Une séance de portraits est une petite commande à la postérité étonnamment large. Douze images retouchées partent chez un client et, au cours des quatre années suivantes, elles apparaissent sur un site web, un badge de conférence, un communiqué de presse, une campagne de recrutement et un abribus.
Une partie de cela avait été convenue. Une autre a été présumée par celui qui a hérité du dossier de la personne qui vous avait commandé la séance.
Enregistrez les images retenues, avant qu’elles ne partent
La prise de vue n’est pas l’œuvre. Trois cents images de quelqu’un qui cligne des yeux ne sont pas ce que l’on utilisera, réutilisera ou contestera.
Enregistrez les images retenues et retouchées, celles que vous livrez réellement. C’est cela qui existe dans le monde, qui se trouve sur le disque du client, et qui resurgit là où on ne l’attend pas.
Faites-le avant la livraison plutôt qu’après. Une trace établie en amont décrit les fichiers tels qu’ils vous ont quitté, ce qui est utile si une version recadrée ou re-retouchée apparaît plus tard et que vous devez désigner l’original.
Nommez-les pour un inconnu, car le nom est définitif
Le nom du fichier que vous téléversez ne change jamais et reste visible publiquement sur l’enregistrement. Quel que soit le nom du fichier au départ, il devient le titre initial du relevé.
C’est sur les portraits que cela pèse le plus, car la façon naturelle de nommer se limite à un numéro de séquence et à une date. Deux ans plus tard, retrouver les images faites pour une personne précise dans une entreprise précise suppose d’ouvrir les fichiers.
Le sujet, le client et la date au moment de l’export règlent la question, et cela prend un instant dans une étape que vous effectuez déjà. Le titre peut être modifié ensuite si vous voulez en soigner la formulation, mais le nom du fichier en dessous reste tel qu’il a été livré.
Montrez-leur le travail avant de le remettre
C’est au stade de la validation que le contrôle se perd le plus tôt. Un lien de galerie autorisant les téléchargements signifie que le client dispose de la série complète avant d’avoir choisi quoi que ce soit, et c’est ainsi que des images non retenues finissent par circuler.
Invitez-les plutôt sur l’enregistrement. Le téléchargement est désactivé au départ : ils peuvent donc examiner les images retenues et retouchées et revenir vers vous avec leurs choix sans recevoir de fichiers. Une fois leur choix fait, activez le téléchargement pour ce qu’ils ont acheté.

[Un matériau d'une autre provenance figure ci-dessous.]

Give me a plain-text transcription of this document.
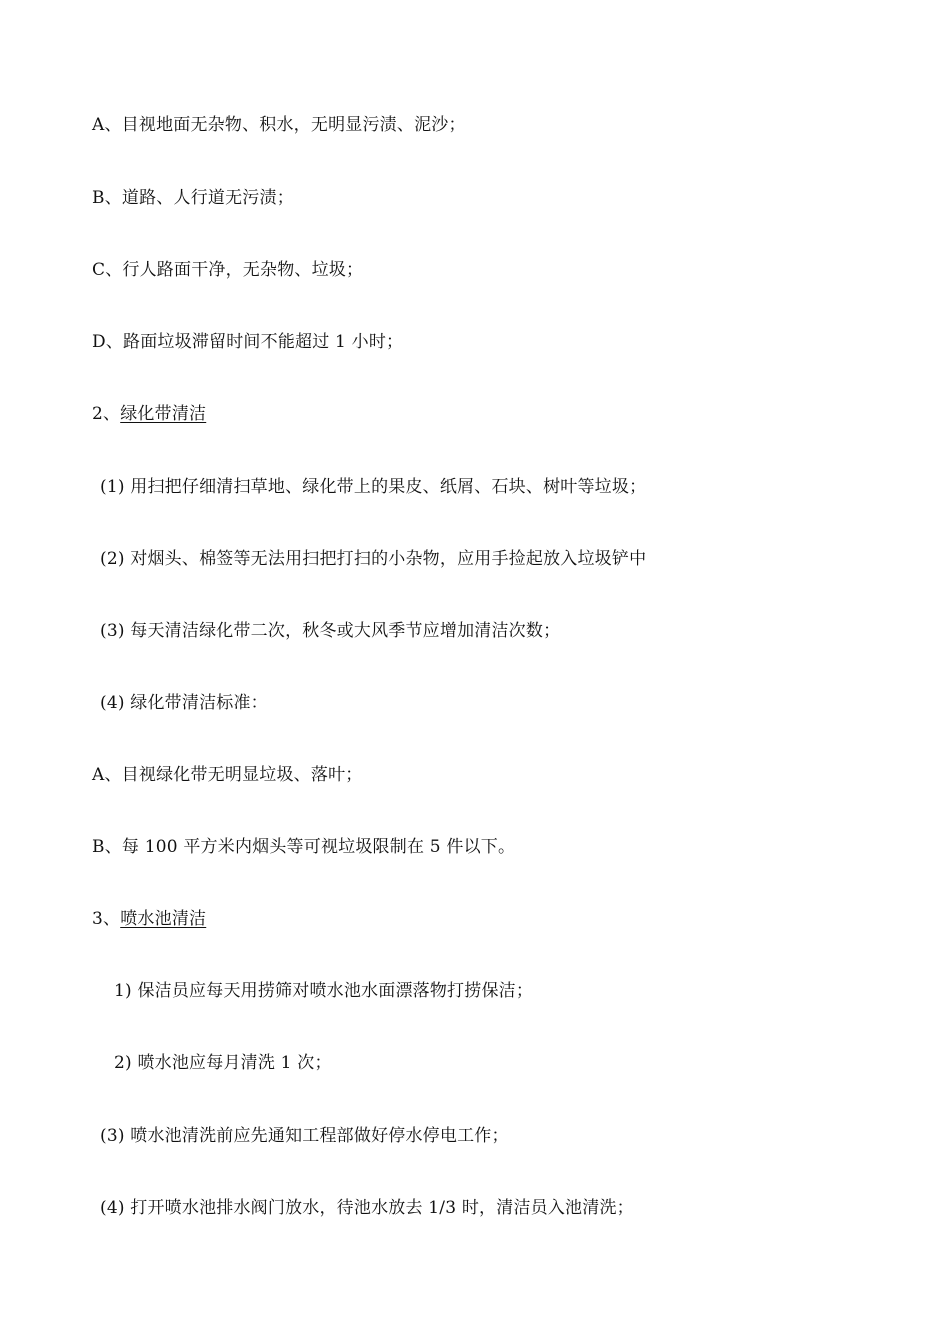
A、目视地面无杂物、积水，无明显污渍、泥沙；
B、道路、人行道无污渍；
C、行人路面干净，无杂物、垃圾；
D、路面垃圾滞留时间不能超过 1 小时；
2、绿化带清洁
(1) 用扫把仔细清扫草地、绿化带上的果皮、纸屑、石块、树叶等垃圾；
(2) 对烟头、棉签等无法用扫把打扫的小杂物，应用手捡起放入垃圾铲中
(3) 每天清洁绿化带二次，秋冬或大风季节应增加清洁次数；
(4) 绿化带清洁标准：
A、目视绿化带无明显垃圾、落叶；
B、每 100 平方米内烟头等可视垃圾限制在 5 件以下。
3、喷水池清洁
1) 保洁员应每天用捞筛对喷水池水面漂落物打捞保洁；
2) 喷水池应每月清洗 1 次；
(3) 喷水池清洗前应先通知工程部做好停水停电工作；
(4) 打开喷水池排水阀门放水，待池水放去 1/3 时，清洁员入池清洗；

Une chose à préciser au moment de l’envoi : une invitation adressée à une adresse e-mail oblige le destinataire à créer un compte Dacr avant de pouvoir voir quoi que ce soit. Mieux vaut le dire dans votre message que le laisser découvrir à un client pressé par une échéance.
L’accès peut être retiré ensuite et prend fin immédiatement, ce qui compte pour les images qu’ils n’ont pas retenues.
C’est en entreprise que l’usage s’étend discrètement
Un particulier qui achète des portraits pour son propre profil pose rarement problème. Une entreprise qui commande quarante portraits de salariés, si, car les fichiers entrent dans un système marketing qui n’a aucune mémoire de ce qui avait été convenu.
C’est une question de contrat plutôt que d’enregistrement, et l’étape utile consiste à préciser par écrit ce que couvre la rémunération : usage interne, site web, presse, publicité de recrutement, médias payants. Ce sont autant de choses différentes, et les clients ne les distinguent pas spontanément.
Ce que l’enregistrement apporte, c’est l’autre moitié. Lorsqu’un portrait réalisé pour un annuaire interne réapparaît dans une campagne payante, vous disposez d’une trace datée du fichier tel qu’il a été livré, et la discussion part de ce qui s’est passé plutôt que de votre souvenir d’une commande de 2023.
Gardez les séances privées
Le portrait met en jeu le visage de quelqu’un et souvent son employeur, et ni l’un ni l’autre n’ont leur place dans un relevé public avant que quiconque n’ait approuvé quoi que ce soit.
Un enregistrement privé masque les images et la description. La titularité, la paternité, l’horodatage et le nom du fichier restent vérifiables publiquement, ce qui est une raison de plus de tenir les noms de clients à l’écart des noms de fichiers pour tout ce qui n’a pas encore été annoncé.
Si l’essentiel de votre activité est le portrait, régler la confidentialité par défaut de vos fichiers sur « privé » évite d’avoir à trancher séance par séance à onze heures du soir.
Où cela s’insère dans la commande
Entre la retouche et la livraison. Vous disposez alors d’un dossier de fichiers finis et nommés, c’est-à-dire de tout ce dont l’enregistrement a besoin.
Deux minutes à l’intérieur d’une étape que vous effectuez déjà, et le relevé existe avant le client.